AWS IAM explained, identities, roles, policies, attack paths

AWS Identity and Access Management (IAM) decides who can do what in your AWS account. Every API call passes through IAM. Your IAM design is your security posture: a permissive IAM design with perfect everything-else still loses, and a tight IAM design rescues a lot of other mistakes.

Why AWS IAM explained matters

Almost every documented AWS breach since 2018 has IAM at the centre, over-broad roles, AWS-managed policies attached to production workloads, IAM users with long-lived access keys committed to GitHub, or cross-account trust policies with `Principal: "*"`. IAM is where compromise turns into impact.

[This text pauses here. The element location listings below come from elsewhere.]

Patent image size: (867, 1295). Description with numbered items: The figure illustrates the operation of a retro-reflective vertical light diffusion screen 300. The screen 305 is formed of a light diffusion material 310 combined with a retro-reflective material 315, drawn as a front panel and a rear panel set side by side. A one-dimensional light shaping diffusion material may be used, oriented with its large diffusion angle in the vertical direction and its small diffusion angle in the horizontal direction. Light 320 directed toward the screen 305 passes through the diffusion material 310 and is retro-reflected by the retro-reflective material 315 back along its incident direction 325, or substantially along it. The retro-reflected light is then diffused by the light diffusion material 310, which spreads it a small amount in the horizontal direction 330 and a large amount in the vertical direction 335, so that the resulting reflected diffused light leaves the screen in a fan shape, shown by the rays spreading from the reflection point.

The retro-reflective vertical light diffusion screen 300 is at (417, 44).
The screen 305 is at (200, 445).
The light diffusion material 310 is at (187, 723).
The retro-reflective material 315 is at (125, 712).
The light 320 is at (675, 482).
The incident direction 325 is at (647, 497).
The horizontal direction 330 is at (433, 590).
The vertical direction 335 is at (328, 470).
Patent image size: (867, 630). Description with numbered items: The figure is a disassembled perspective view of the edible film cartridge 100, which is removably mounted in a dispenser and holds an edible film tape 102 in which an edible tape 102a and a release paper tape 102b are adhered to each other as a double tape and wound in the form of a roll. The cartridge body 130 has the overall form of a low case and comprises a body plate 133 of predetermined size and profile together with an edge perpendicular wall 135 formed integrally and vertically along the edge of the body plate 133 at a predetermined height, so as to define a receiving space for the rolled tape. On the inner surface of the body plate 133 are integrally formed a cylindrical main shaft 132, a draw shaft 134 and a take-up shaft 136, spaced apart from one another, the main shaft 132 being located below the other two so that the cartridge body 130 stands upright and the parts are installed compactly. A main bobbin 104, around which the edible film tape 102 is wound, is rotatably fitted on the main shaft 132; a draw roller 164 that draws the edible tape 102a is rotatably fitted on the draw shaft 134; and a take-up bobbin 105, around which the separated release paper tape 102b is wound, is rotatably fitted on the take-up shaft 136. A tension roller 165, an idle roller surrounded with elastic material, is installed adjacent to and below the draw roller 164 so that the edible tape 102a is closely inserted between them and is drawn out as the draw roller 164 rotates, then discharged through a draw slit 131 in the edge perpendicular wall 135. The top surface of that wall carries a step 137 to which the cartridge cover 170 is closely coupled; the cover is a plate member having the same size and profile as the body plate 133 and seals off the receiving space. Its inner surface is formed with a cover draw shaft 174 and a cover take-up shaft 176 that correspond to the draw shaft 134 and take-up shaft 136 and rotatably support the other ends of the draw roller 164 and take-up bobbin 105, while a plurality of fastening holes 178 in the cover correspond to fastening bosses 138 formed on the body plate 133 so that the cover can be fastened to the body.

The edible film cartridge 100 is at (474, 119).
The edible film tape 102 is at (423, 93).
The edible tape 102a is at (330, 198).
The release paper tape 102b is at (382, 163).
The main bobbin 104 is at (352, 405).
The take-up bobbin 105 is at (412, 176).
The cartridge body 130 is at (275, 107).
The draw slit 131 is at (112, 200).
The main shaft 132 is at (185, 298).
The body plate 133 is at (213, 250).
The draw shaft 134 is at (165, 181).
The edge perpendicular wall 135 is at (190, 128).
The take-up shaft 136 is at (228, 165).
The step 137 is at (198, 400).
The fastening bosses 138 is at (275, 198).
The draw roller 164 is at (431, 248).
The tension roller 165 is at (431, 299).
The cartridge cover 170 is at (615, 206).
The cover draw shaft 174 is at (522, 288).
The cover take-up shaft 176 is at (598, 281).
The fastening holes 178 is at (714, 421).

Common mistakes with AWS IAM explained

  • Attaching `AdministratorAccess` to roles that need three actions.
  • Using IAM users with long-lived access keys for CI/CD instead of OIDC + assumable roles.
  • Cross-account trust policies that name `Principal: "*"` and rely solely on `sts:ExternalId`.
  • Forgetting that `iam:PassRole` is what turns service-assumption into privilege escalation.

How attackers exploit AWS IAM explained

Public S3 → access key in object → attacker uses key → assumes role with `iam:*` → creates new admin role → persists as admin even after the original key is rotated. Every step is an IAM decision.